Widowed Charlotte Collins is a social pariah because she’s…erm…brain dead (there is literally no other way to put it). Some years back, out of sheer boredom, she runs off and marries an inappropriate dude in an inappropriate way. Now, he’s dead and there’s hell to pay. Obsessed with regaining her previous social standing (she was once the season’s incomparable) she decides that the only way to gain back footing is by marrying well and marrying fast. She sets her sights on an earl, Alasdair “Dare” McGregor, and successfully entraps the poor sucker into matrimony. Except she doesn’t want to marry him anymore cos dude refuses to spend his fortune marrying her at bloody Westminister Abbey (well, among other things). Anyway, whatever, long story short, they marry. In the first sentence I see what kind of a character Charlotte is, I figured; MacAlister was pulling a Cullman – slaughter the lead and then redeem, and I’m all for that, a good trouncing is always fun, so I mustered as much patience as I could and trodded forward. I kept waiting and waiting for blessed redemption but, thank god, I didn’t hold my breath.

Princess Charming acts like a whiny ass bimbo throughout the book. It’s all about me, me, me, me, me. She truly is an incomparable, for there is no other heroine more vain, shallow, and selfish. She doesn’t give a rats ass if what she wants is unreasonable. Her wanting it (whatever it is) is reason enough and it should be done now. Husband dear is nothing but a sap who scrambles around like a puppy trying to grant this brain dead brat her every whim. Unfortunately, redemption was half baked and came a little too late. The dead, black, frozen thing in my chest (occasionally called a heart) couldn’t be induced to care.

My second major quibble is the author’s attempts at humor. The heroine’s misuse of words is one such thing and it’s agonizing to read. That shit gets old really really fast. Maybe it’s just me. Maybe my pathetic little asian brain can’t get it, that’s why I’m the only person who seems to dislike this book. Maybe the author was just being really precise and delivered an accurate portrayal of women in 1800s England and I just cannot appreciate that much detail. I don’t know. But like I said earlier, this was my first MacAlister book and am now disinclined to read the rest.

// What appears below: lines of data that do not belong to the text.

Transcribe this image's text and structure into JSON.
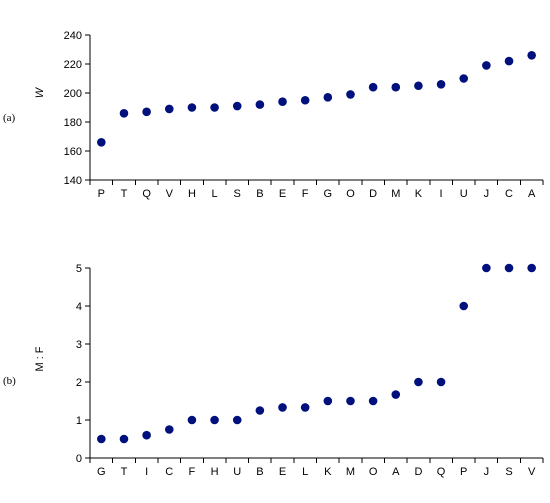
{
  "chart_data": [
    {
      "type": "scatter",
      "panel_label": "(a)",
      "ylabel": "W",
      "categories": [
        "P",
        "T",
        "Q",
        "V",
        "H",
        "L",
        "S",
        "B",
        "E",
        "F",
        "G",
        "O",
        "D",
        "M",
        "K",
        "I",
        "U",
        "J",
        "C",
        "A"
      ],
      "values": [
        166,
        186,
        187,
        189,
        190,
        190,
        191,
        192,
        194,
        195,
        197,
        199,
        204,
        204,
        205,
        206,
        210,
        219,
        222,
        226
      ],
      "ylim": [
        140,
        240
      ],
      "yticks": [
        140,
        160,
        180,
        200,
        220,
        240
      ],
      "ytick_labels": [
        "140",
        "160",
        "180",
        "200",
        "220",
        "240"
      ],
      "grid": false,
      "marker_color": "#00107c"
    },
    {
      "type": "scatter",
      "panel_label": "(b)",
      "ylabel": "M : F",
      "categories": [
        "G",
        "T",
        "I",
        "C",
        "F",
        "H",
        "U",
        "B",
        "E",
        "L",
        "K",
        "M",
        "O",
        "A",
        "D",
        "Q",
        "P",
        "J",
        "S",
        "V"
      ],
      "values": [
        0.5,
        0.5,
        0.6,
        0.75,
        1.0,
        1.0,
        1.0,
        1.25,
        1.33,
        1.33,
        1.5,
        1.5,
        1.5,
        1.67,
        2.0,
        2.0,
        4.0,
        5.0,
        5.0,
        5.0
      ],
      "ylim": [
        0,
        5
      ],
      "yticks": [
        0,
        1,
        2,
        3,
        4,
        5
      ],
      "ytick_labels": [
        "0",
        "1",
        "2",
        "3",
        "4",
        "5"
      ],
      "grid": false,
      "marker_color": "#00107c"
    }
  ]
}
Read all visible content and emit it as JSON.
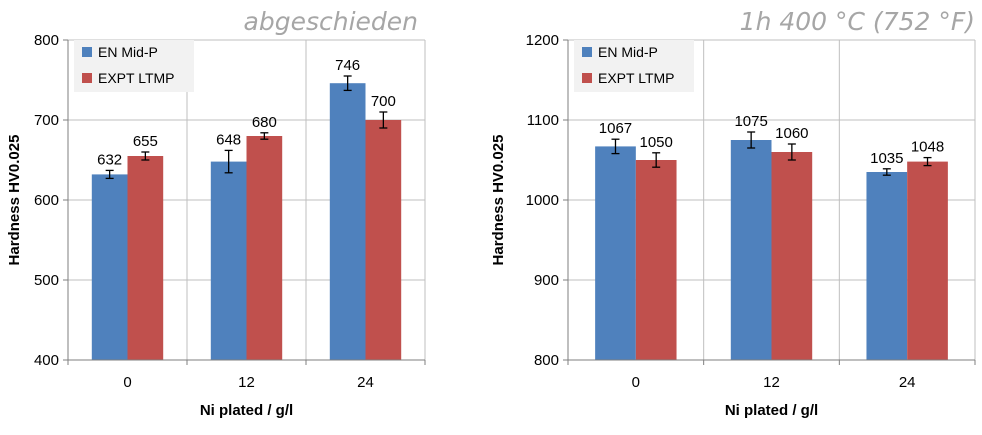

*edit* For the sake of fairness I have now actually read the book preceding (Noble Intentions) AND succeeding (The Trouble With Harry) this one and I am happy to report that they were a joy to read. I may still not recommend this one to friends but I certainly would encourage them to read the other two. I may even go as far as beg the author to write a fourth one cos I am absolutely dying to read about Nick and Thom (secondary characters in the last book).